Hello!
Please tell me if my reasoning is correct and how can I do run the proper analysis using DESEq2.
I have two batches of RNA-Seq samples: (format: TYPE_condition_batch
)
WT_BASE_batch1
KO_BASE_batch1
WT_LEARN_batch2
KO_LEARN_batch2
I need to run DGE for WT_BASE
and WT_LEARN
and I don't care for KO in this case. However in order to remove batch effect I need to use KO in my model, right? Is my model below correct?

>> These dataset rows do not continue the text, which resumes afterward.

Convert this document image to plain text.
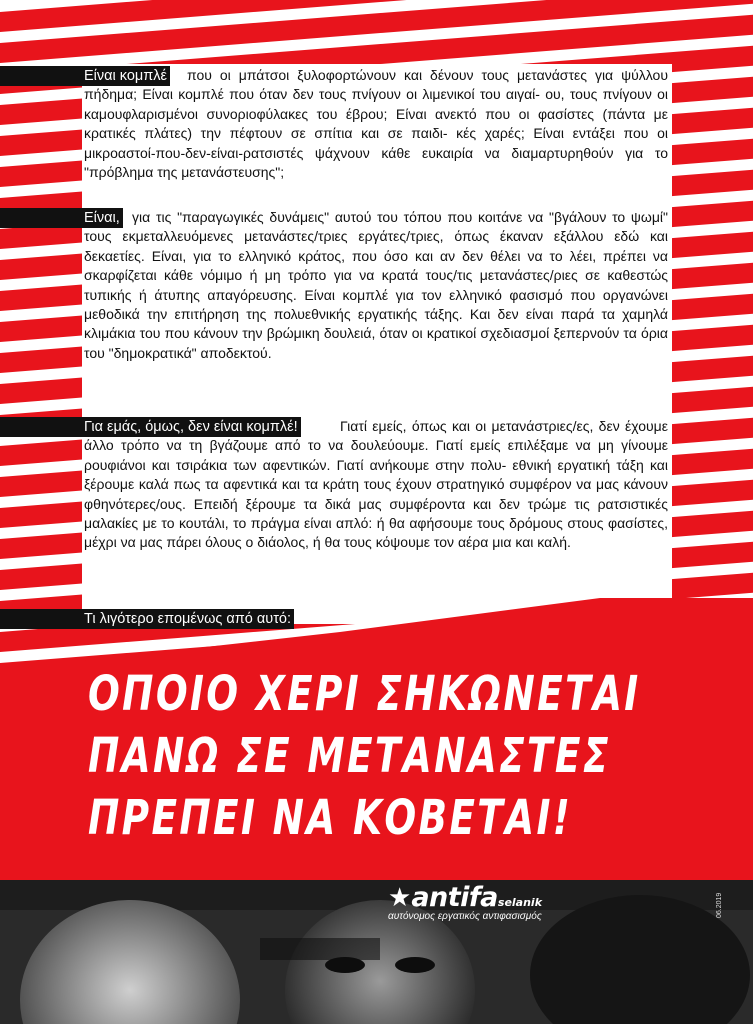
Είναι κομπλέ	που οι μπάτσοι ξυλοφορτώνουν και δένουν τους μετανάστες για ψύλλου πήδημα; Είναι κομπλέ που όταν δεν τους πνίγουν οι λιμενικοί του αιγαί- ου, τους πνίγουν οι καμουφλαρισμένοι συνοριοφύλακες του έβρου; Είναι ανεκτό που οι φασίστες (πάντα με κρατικές πλάτες) την πέφτουν σε σπίτια και σε παιδι- κές χαρές; Είναι εντάξει που οι μικροαστοί-που-δεν-είναι-ρατσιστές ψάχνουν κάθε ευκαιρία να διαμαρτυρηθούν για το "πρόβλημα της μετανάστευσης";

Είναι, για τις "παραγωγικές δυνάμεις" αυτού του τόπου που κοιτάνε να "βγάλουν το ψωμί" τους εκμεταλλευόμενες μετανάστες/τριες εργάτες/τριες, όπως έκαναν εξάλλου εδώ και δεκαετίες. Είναι, για το ελληνικό κράτος, που όσο και αν δεν θέλει να το λέει, πρέπει να σκαρφίζεται κάθε νόμιμο ή μη τρόπο για να κρατά τους/τις μετανάστες/ριες σε καθεστώς τυπικής ή άτυπης απαγόρευσης. Είναι κομπλέ για τον ελληνικό φασισμό που οργανώνει μεθοδικά την επιτήρηση της πολυεθνικής εργατικής τάξης. Και δεν είναι παρά τα χαμηλά κλιμάκια του που κάνουν την βρώμικη δουλειά, όταν οι κρατικοί σχεδιασμοί ξεπερνούν τα όρια του "δημοκρατικά" αποδεκτού.

Για εμάς, όμως, δεν είναι κομπλέ!	Γιατί εμείς, όπως και οι μετανάστριες/ες, δεν έχουμε άλλο τρόπο να τη βγάζουμε από το να δουλεύουμε. Γιατί εμείς επιλέξαμε να μη γίνουμε ρουφιάνοι και τσιράκια των αφεντικών. Γιατί ανήκουμε στην πολυ- εθνική εργατική τάξη και ξέρουμε καλά πως τα αφεντικά και τα κράτη τους έχουν στρατηγικό συμφέρον να μας κάνουν φθηνότερες/ους. Επειδή ξέρουμε τα δικά μας συμφέροντα και δεν τρώμε τις ρατσιστικές μαλακίες με το κουτάλι, το πράγμα είναι απλό: ή θα αφήσουμε τους δρόμους στους φασίστες, μέχρι να μας πάρει όλους ο διάολος, ή θα τους κόψουμε τον αέρα μια και καλή.

Τι λιγότερο επομένως από αυτό:
ΟΠΟΙΟ ΧΕΡΙ ΣΗΚΩΝΕΤΑΙ
ΠΑΝΩ ΣΕ ΜΕΤΑΝΑΣΤΕΣ
ΠΡΕΠΕΙ ΝΑ ΚΟΒΕΤΑΙ!
★antifaselanik
αυτόνομος εργατικός αντιφασισμός	06.2019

~batch + condition + condition:type
How can I get rid of the batch effect and only compare DEGs between Wild Types (WT)?
Thank you!
I have another question - I realised that I can actually split LEARN condition in two different conditions - NEW_room and FAMILIAR-room. In this case could I remove batch effect easier? Llike ~batch+condition?
I would have:
WT_BASE-batch1
WT_NEW_batch2
WT_FAMILIAR_batch2
I was also thinking about adding the third batch which is WT_BASE_batch3 but I am not sure if it helps much... In all the cases the "batch" is the time of sequencing (April, May, September) - all the technical parameters (tissue extraction, library construction and size, sequencing etc.) are the same so I suppose the effect should not be huge however removing it is probably necessary.

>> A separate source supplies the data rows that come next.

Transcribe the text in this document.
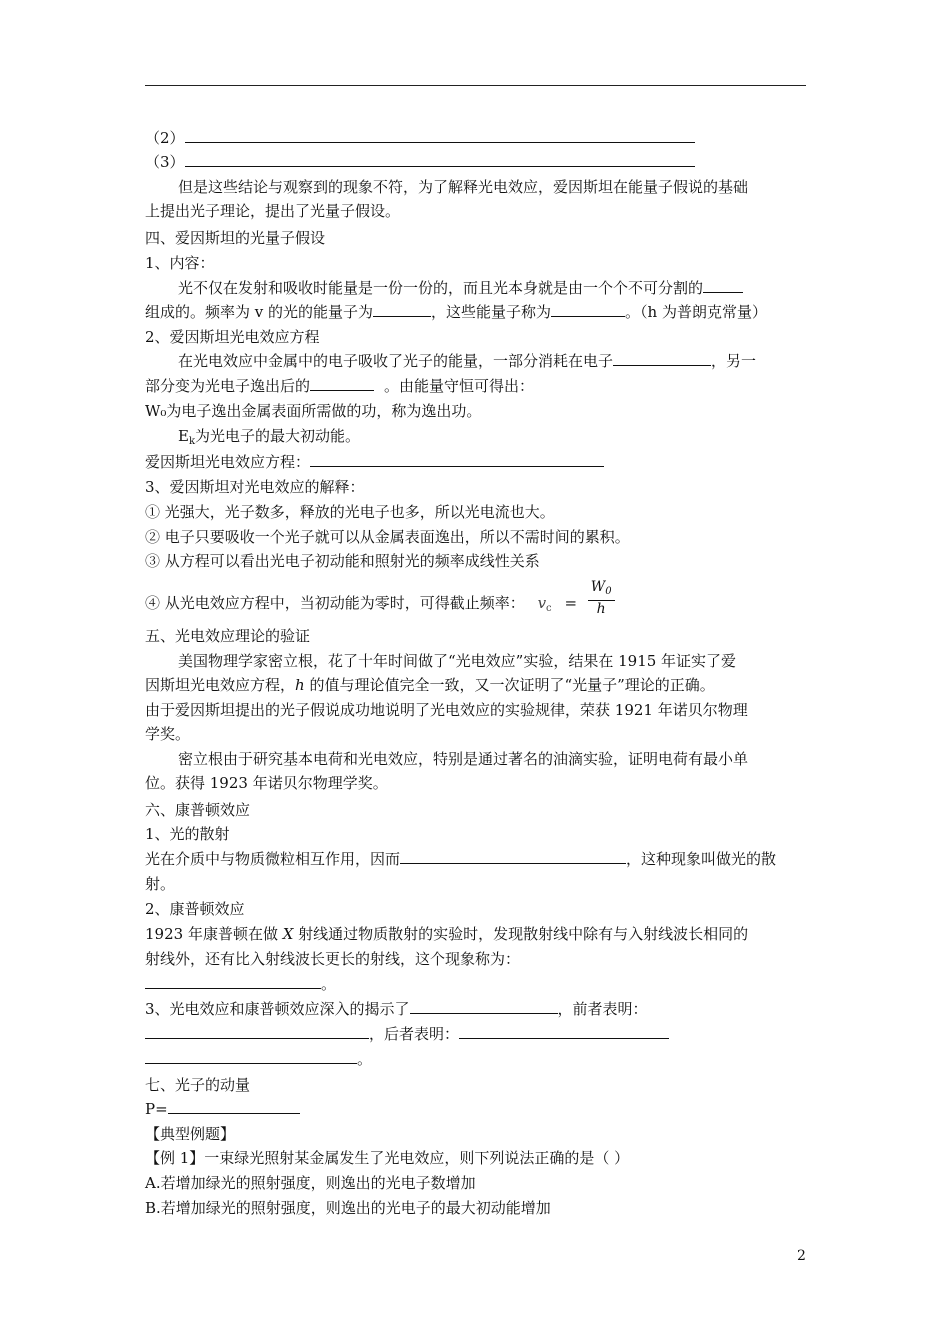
（2）
（3）
但是这些结论与观察到的现象不符，为了解释光电效应，爱因斯坦在能量子假说的基础
上提出光子理论，提出了光量子假设。
四、爱因斯坦的光量子假设
1、内容：
光不仅在发射和吸收时能量是一份一份的，而且光本身就是由一个个不可分割的
组成的。频率为 v 的光的能量子为	，这些能量子称为	。（h 为普朗克常量）
2、爱因斯坦光电效应方程
在光电效应中金属中的电子吸收了光子的能量，一部分消耗在电子	，另一
部分变为光电子逸出后的	。由能量守恒可得出：
W₀为电子逸出金属表面所需做的功，称为逸出功。
$E_k$为光电子的最大初动能。
爱因斯坦光电效应方程：
3、爱因斯坦对光电效应的解释：
① 光强大，光子数多，释放的光电子也多，所以光电流也大。
② 电子只要吸收一个光子就可以从金属表面逸出，所以不需时间的累积。
③ 从方程可以看出光电子初动能和照射光的频率成线性关系
④ 从光电效应方程中，当初动能为零时，可得截止频率： $v_c = \frac{W_0}{h}$
五、光电效应理论的验证
美国物理学家密立根，花了十年时间做了“光电效应”实验，结果在 1915 年证实了爱
因斯坦光电效应方程，h 的值与理论值完全一致，又一次证明了“光量子”理论的正确。
由于爱因斯坦提出的光子假说成功地说明了光电效应的实验规律，荣获 1921 年诺贝尔物理
学奖。
密立根由于研究基本电荷和光电效应，特别是通过著名的油滴实验，证明电荷有最小单
位。获得 1923 年诺贝尔物理学奖。
六、康普顿效应
1、光的散射
光在介质中与物质微粒相互作用，因而	，这种现象叫做光的散
射。
2、康普顿效应
1923 年康普顿在做 X 射线通过物质散射的实验时，发现散射线中除有与入射线波长相同的
射线外，还有比入射线波长更长的射线，这个现象称为：
。
3、光电效应和康普顿效应深入的揭示了	，前者表明：
，后者表明：
。
七、光子的动量
P=
【典型例题】
【例 1】一束绿光照射某金属发生了光电效应，则下列说法正确的是（ ）
A.若增加绿光的照射强度，则逸出的光电子数增加
B.若增加绿光的照射强度，则逸出的光电子的最大初动能增加
2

That's a bad experiment design. You have to make sure you are sequencing all of the different conditions together. I don't think it will have a lot of effect since the libraries were constructed together but couldn't be emphasized enough. If you'll search this forum you'll see multiple examples of this mistake. It has nothing to do with bioinformatics, just standard experiment design.
yeah, I know - the problem is I came after the experiments were performed and I am asked to analyse the data... So I am just trying to do it the best way possible.
Yes, that's the story of bioinformatics. Rule of thumb - get as many samples as you can for better dispersion estimates and ask the questions you want using contrasts.